Alberto Martins volta a ‘pedir a palavra’ em livro que lembra a crise académica

“Peço a Palavra” é o nome do livro assinado pelo vimaranense Alberto Martins, que foi apresentado esta quarta-feira, no Largo do Paço, em Braga. São 256 páginas que relatam um dia, um momento e um marco histórico.
Dezassete de Abril de 1969. Dois anos depois de chegar a Coimbra e a frequentar o 3.º ano de Direito, Alberto Martins, então presidente da Associação Académica de Coimbra, na presença do Presidente da República, Américo Tomaz, e já depois do discurso do reitor, levantou-se e disse: “Em nome dos estudantes da universidade de Coimbra, peço a vossa excelência para usar da palavra”. A palavra não lhe foi concedida. “Fiquei na dúvida se me iam dar a palavra ou não. Preparei-me mentalmente para que me fosse dada a palavra. Foi um momento muito difícil e de uma tensão absoluta”, porque estavam naquela sala todas as autoridades do regime e “a imagem e o corpo da ditadura”.
Foi preso, interrogado e libertaram-no na manhã seguinte, a tempo de participar numa assembleia magna em que os estudantes começaram a preparar o contra-ataque ao regime. Seguiram-se meses de greve às aulas e aos exames.
A instituição, que os alunos consideravam “dominantemente retrógrada, elitista e que não respondia aos problemas da sociedade”, acolhia 25% dos estudantes de todas as universidades portuguesas, totalizando 9.052, 45% dos quais mulheres.
“Portugal era um país subdensenvolvido, a nossa esperança era pequena mas o sonho era grande”
Cinquenta anos depois, Alberto Martins volta a “pedir a palavra” para recordar esse dia e para eternizar a história, através de um livro que reúne “memorialismo, depoimento pessoal e uma dimensão documental”, contendo “documentos inéditos”, nunca antes conhecidos, conseguidos nos arquivos da Torre do Tombo, Ministério da Educação e da Defesa Nacional, onde diz ter encontrado “obras valiosíssimas”, como “as cartas enviadas pelo ministro da Educação”, José Hermano Saraiva, “a denunciar os estudantes à PIDE e do ministro da Defesa a dizer que 89 desses estudantes deviam ser expulsos de Coimbra para manter o equilíbrio na cidade e 49 foram mesmo incorporados compulsivamente no exército”.

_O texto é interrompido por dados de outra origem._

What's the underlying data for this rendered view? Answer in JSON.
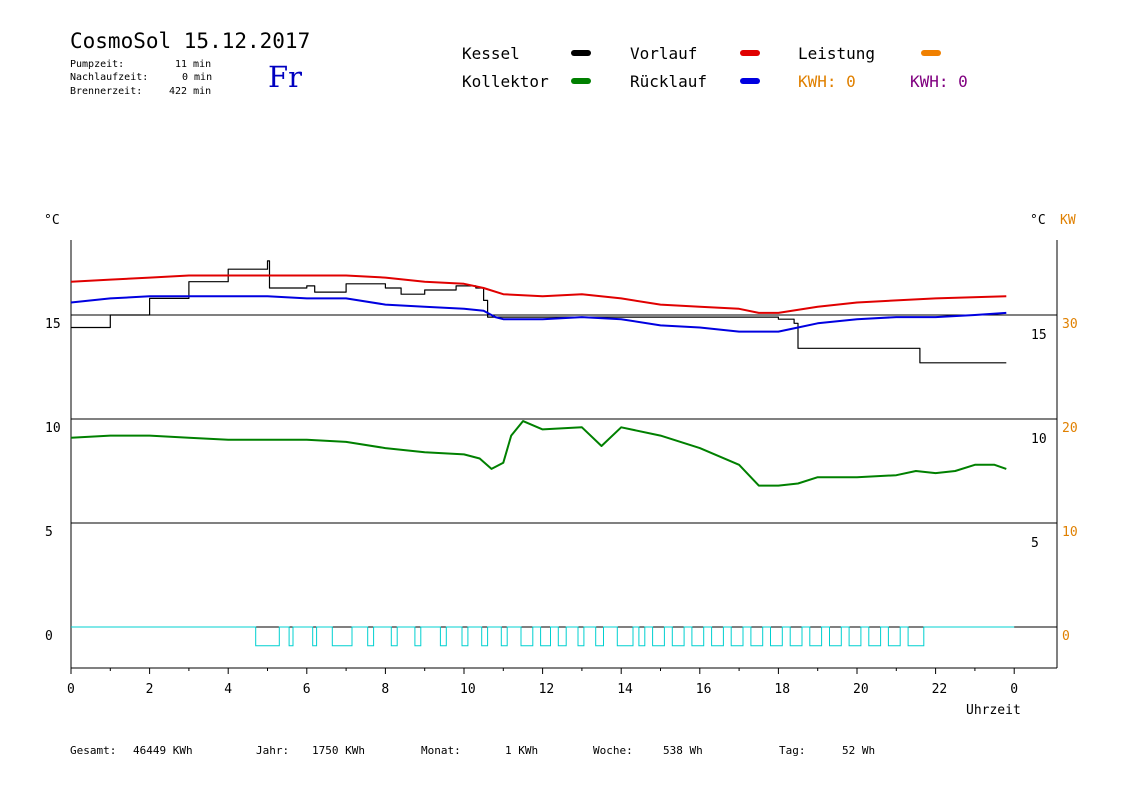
{
  "header": {
    "title": "CosmoSol 15.12.2017",
    "day": "Fr",
    "stats": [
      {
        "label": "Pumpzeit:",
        "value": "11 min"
      },
      {
        "label": "Nachlaufzeit:",
        "value": "0 min"
      },
      {
        "label": "Brennerzeit:",
        "value": "422 min"
      }
    ]
  },
  "legend": {
    "kessel": {
      "label": "Kessel",
      "color": "#000000"
    },
    "vorlauf": {
      "label": "Vorlauf",
      "color": "#e00000"
    },
    "leistung": {
      "label": "Leistung",
      "color": "#f08000"
    },
    "kollektor": {
      "label": "Kollektor",
      "color": "#008000"
    },
    "ruecklauf": {
      "label": "Rücklauf",
      "color": "#0000e0"
    },
    "kwh_orange": {
      "text": "KWH: 0",
      "color": "#e08000"
    },
    "kwh_purple": {
      "text": "KWH: 0",
      "color": "#800080"
    }
  },
  "footer": {
    "gesamt": {
      "label": "Gesamt:",
      "value": "46449 KWh"
    },
    "jahr": {
      "label": "Jahr:",
      "value": "1750 KWh"
    },
    "monat": {
      "label": "Monat:",
      "value": "1 KWh"
    },
    "woche": {
      "label": "Woche:",
      "value": "538 Wh"
    },
    "tag": {
      "label": "Tag:",
      "value": "52 Wh"
    }
  },
  "chart_data": {
    "type": "line",
    "left_unit": "°C",
    "right_unit_c": "°C",
    "right_unit_kw": "KW",
    "xlabel": "Uhrzeit",
    "x_ticks": [
      "0",
      "2",
      "4",
      "6",
      "8",
      "10",
      "12",
      "14",
      "16",
      "18",
      "20",
      "22",
      "0"
    ],
    "left_ticks": [
      "15",
      "10",
      "5",
      "0"
    ],
    "right_c_ticks": [
      "15",
      "10",
      "5"
    ],
    "right_kw_ticks": [
      "30",
      "20",
      "10",
      "0"
    ],
    "gridlines": [
      15,
      10,
      5,
      0
    ],
    "series": [
      {
        "name": "Kessel",
        "color": "#000000",
        "step": true,
        "points": [
          [
            0,
            14.4
          ],
          [
            1,
            15.0
          ],
          [
            2,
            15.8
          ],
          [
            3,
            16.6
          ],
          [
            4,
            17.2
          ],
          [
            5,
            17.6
          ],
          [
            5.05,
            16.3
          ],
          [
            6,
            16.4
          ],
          [
            6.2,
            16.1
          ],
          [
            7,
            16.5
          ],
          [
            8,
            16.3
          ],
          [
            8.4,
            16.0
          ],
          [
            9,
            16.2
          ],
          [
            9.8,
            16.4
          ],
          [
            10.3,
            16.3
          ],
          [
            10.5,
            15.7
          ],
          [
            10.6,
            14.9
          ],
          [
            11,
            14.9
          ],
          [
            12,
            14.9
          ],
          [
            13,
            14.9
          ],
          [
            14,
            14.9
          ],
          [
            15,
            14.9
          ],
          [
            16,
            14.9
          ],
          [
            17,
            14.9
          ],
          [
            18,
            14.8
          ],
          [
            18.4,
            14.6
          ],
          [
            18.5,
            13.4
          ],
          [
            20,
            13.4
          ],
          [
            21.5,
            13.4
          ],
          [
            21.6,
            12.7
          ],
          [
            23.8,
            12.7
          ]
        ]
      },
      {
        "name": "Vorlauf",
        "color": "#e00000",
        "step": false,
        "points": [
          [
            0,
            16.6
          ],
          [
            1,
            16.7
          ],
          [
            2,
            16.8
          ],
          [
            3,
            16.9
          ],
          [
            5,
            16.9
          ],
          [
            7,
            16.9
          ],
          [
            8,
            16.8
          ],
          [
            9,
            16.6
          ],
          [
            10,
            16.5
          ],
          [
            10.5,
            16.3
          ],
          [
            11,
            16.0
          ],
          [
            12,
            15.9
          ],
          [
            13,
            16.0
          ],
          [
            14,
            15.8
          ],
          [
            15,
            15.5
          ],
          [
            16,
            15.4
          ],
          [
            17,
            15.3
          ],
          [
            17.5,
            15.1
          ],
          [
            18,
            15.1
          ],
          [
            19,
            15.4
          ],
          [
            20,
            15.6
          ],
          [
            21,
            15.7
          ],
          [
            22,
            15.8
          ],
          [
            23.8,
            15.9
          ]
        ]
      },
      {
        "name": "Rücklauf",
        "color": "#0000e0",
        "step": false,
        "points": [
          [
            0,
            15.6
          ],
          [
            1,
            15.8
          ],
          [
            2,
            15.9
          ],
          [
            5,
            15.9
          ],
          [
            6,
            15.8
          ],
          [
            7,
            15.8
          ],
          [
            8,
            15.5
          ],
          [
            9,
            15.4
          ],
          [
            10,
            15.3
          ],
          [
            10.5,
            15.2
          ],
          [
            10.8,
            14.9
          ],
          [
            11,
            14.8
          ],
          [
            12,
            14.8
          ],
          [
            13,
            14.9
          ],
          [
            14,
            14.8
          ],
          [
            15,
            14.5
          ],
          [
            16,
            14.4
          ],
          [
            17,
            14.2
          ],
          [
            18,
            14.2
          ],
          [
            18.5,
            14.4
          ],
          [
            19,
            14.6
          ],
          [
            20,
            14.8
          ],
          [
            21,
            14.9
          ],
          [
            22,
            14.9
          ],
          [
            23,
            15.0
          ],
          [
            23.8,
            15.1
          ]
        ]
      },
      {
        "name": "Kollektor",
        "color": "#008000",
        "step": false,
        "points": [
          [
            0,
            9.1
          ],
          [
            1,
            9.2
          ],
          [
            2,
            9.2
          ],
          [
            3,
            9.1
          ],
          [
            4,
            9.0
          ],
          [
            5,
            9.0
          ],
          [
            6,
            9.0
          ],
          [
            7,
            8.9
          ],
          [
            8,
            8.6
          ],
          [
            9,
            8.4
          ],
          [
            10,
            8.3
          ],
          [
            10.4,
            8.1
          ],
          [
            10.7,
            7.6
          ],
          [
            11,
            7.9
          ],
          [
            11.2,
            9.2
          ],
          [
            11.5,
            9.9
          ],
          [
            12,
            9.5
          ],
          [
            13,
            9.6
          ],
          [
            13.5,
            8.7
          ],
          [
            14,
            9.6
          ],
          [
            15,
            9.2
          ],
          [
            16,
            8.6
          ],
          [
            17,
            7.8
          ],
          [
            17.5,
            6.8
          ],
          [
            18,
            6.8
          ],
          [
            18.5,
            6.9
          ],
          [
            19,
            7.2
          ],
          [
            20,
            7.2
          ],
          [
            21,
            7.3
          ],
          [
            21.5,
            7.5
          ],
          [
            22,
            7.4
          ],
          [
            22.5,
            7.5
          ],
          [
            23,
            7.8
          ],
          [
            23.5,
            7.8
          ],
          [
            23.8,
            7.6
          ]
        ]
      }
    ]
  }
}
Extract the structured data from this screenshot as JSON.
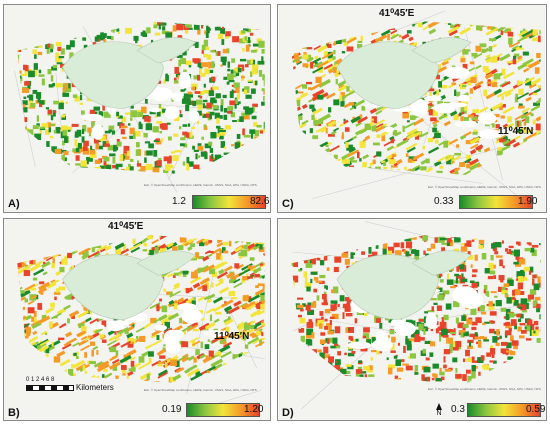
{
  "panels": [
    {
      "id": "A",
      "label": "A)",
      "legend": {
        "min": "1.2",
        "max": "82.6"
      }
    },
    {
      "id": "B",
      "label": "B)",
      "legend": {
        "min": "0.19",
        "max": "1.20"
      },
      "coords": {
        "lon": "41⁰45′E",
        "lat": "11⁰45′N"
      },
      "scalebar": {
        "ticks": "0 1 2   4   6   8",
        "units": "Kilometers"
      }
    },
    {
      "id": "C",
      "label": "C)",
      "legend": {
        "min": "0.33",
        "max": "1.90"
      },
      "coords": {
        "lon": "41⁰45′E",
        "lat": "11⁰45′N"
      }
    },
    {
      "id": "D",
      "label": "D)",
      "legend": {
        "min": "0.3",
        "max": "0.59"
      },
      "north": "N"
    }
  ],
  "attribution": "Esri, © OpenStreetMap contributors, HERE, Garmin, USGS, NGA, EPA, USDA, NPS",
  "colors": {
    "low": "#1a8a2a",
    "mid1": "#8cc640",
    "mid2": "#f3e43a",
    "mid3": "#f59a27",
    "high": "#e8432b",
    "lake": "#d8ecd8",
    "base": "#f3f3f0"
  }
}
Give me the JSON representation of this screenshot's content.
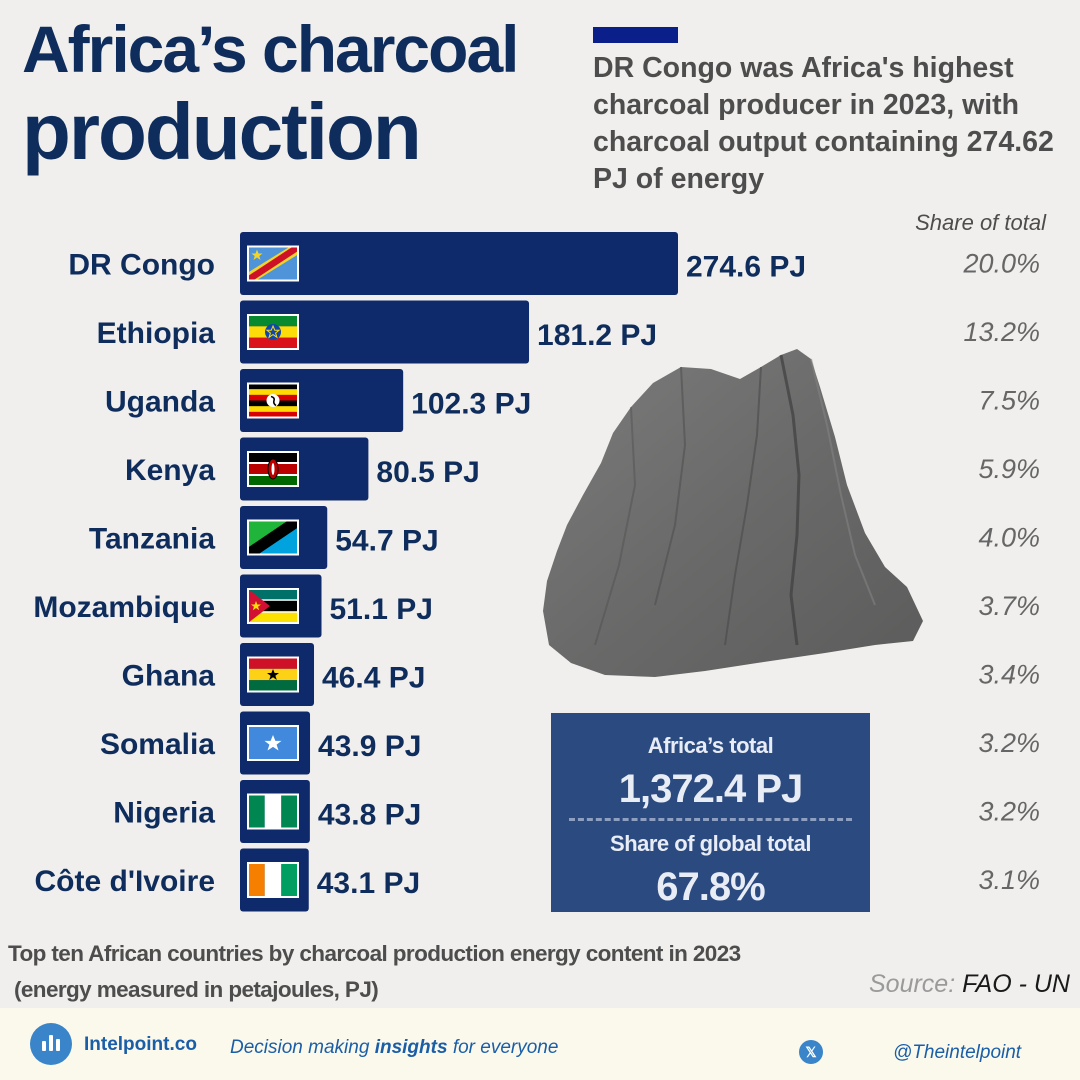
{
  "header": {
    "title_line1": "Africa’s charcoal",
    "title_line2": "production",
    "subtitle": "DR Congo was Africa's highest charcoal producer in 2023, with charcoal output containing 274.62 PJ of energy"
  },
  "share_header": "Share of total",
  "chart_data": {
    "type": "bar",
    "orientation": "horizontal",
    "categories": [
      "DR Congo",
      "Ethiopia",
      "Uganda",
      "Kenya",
      "Tanzania",
      "Mozambique",
      "Ghana",
      "Somalia",
      "Nigeria",
      "Côte d'Ivoire"
    ],
    "values": [
      274.6,
      181.2,
      102.3,
      80.5,
      54.7,
      51.1,
      46.4,
      43.9,
      43.8,
      43.1
    ],
    "value_labels": [
      "274.6 PJ",
      "181.2 PJ",
      "102.3 PJ",
      "80.5 PJ",
      "54.7 PJ",
      "51.1 PJ",
      "46.4 PJ",
      "43.9 PJ",
      "43.8 PJ",
      "43.1 PJ"
    ],
    "share_of_total": [
      "20.0%",
      "13.2%",
      "7.5%",
      "5.9%",
      "4.0%",
      "3.7%",
      "3.4%",
      "3.2%",
      "3.2%",
      "3.1%"
    ],
    "unit": "PJ",
    "title": "",
    "xlabel": "",
    "ylabel": "",
    "grid": false,
    "bar_color": "#0f2a6a"
  },
  "summary": {
    "total_label": "Africa’s total",
    "total_value": "1,372.4 PJ",
    "global_label": "Share of global total",
    "global_value": "67.8%"
  },
  "caption": {
    "line1": "Top ten African countries by charcoal production energy content in 2023",
    "line2": "(energy measured in petajoules, PJ)"
  },
  "source": {
    "label": "Source:",
    "value": "FAO - UN"
  },
  "footer": {
    "brand": "Intelpoint.co",
    "tagline_pre": "Decision making",
    "tagline_bold": "insights",
    "tagline_post": "for everyone",
    "handle": "@Theintelpoint"
  },
  "icons": {
    "logo": "bar-chart-logo-icon",
    "social": "x-logo-icon"
  },
  "colors": {
    "title": "#0f2d5c",
    "bar": "#0f2a6a",
    "summary_box": "#2b4a80",
    "accent": "#0b1f8a"
  }
}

“É um momento singular dos estudantes portugueses contra a ditadura. As sucessisvas lutas dos estudantes portugueses foram muito importantes, foram um afluente do rio da história que passou pelo 25 de Abril. Estávamos com oito anos de Guerra Colonial e o nosso destino estava traçado: era a guerra, matar ou morrer, fugir ou exílio. Portugal era um país subdesenvolvido, a nossa esperança era pequena mas o sonho era grande”, afirmou o autor.
Alberto Martins considera esta “uma luta fantástica pela liberdade e uma luta solidária”, porque “quando há uma greve a exames de 86% dos estudantes de Coimbra é um acto de coragem individual, pois ou perdiam o ano ou eram incorporados. Os das colónias perdiam as bolsas e tinham que deixar a universidade”.
Helena Sousa, presidente do Conselho Cultural da UMinho, considera o livro “uma obra especial, emblemática, representativa, que tem que ver com a liberdade”. Alberto Martins “é uma figura ímpar da democracia, pautou a sua vida pela luta pela liberdade e é uma grande referência”, acrescentou.
O jovem a quem não deram a palavra em 1969 formou-se em Direito e, mais tarde, entre 2009 e 2011, viria a tornar-se ministro da Justiça.
A apresentação da obra integra o programa que tem sido levado a cabo este mês para assinalar os 50 anos da Crise Académica de Coimbra, onde constam mais três obras e uma expsoição fotográfica.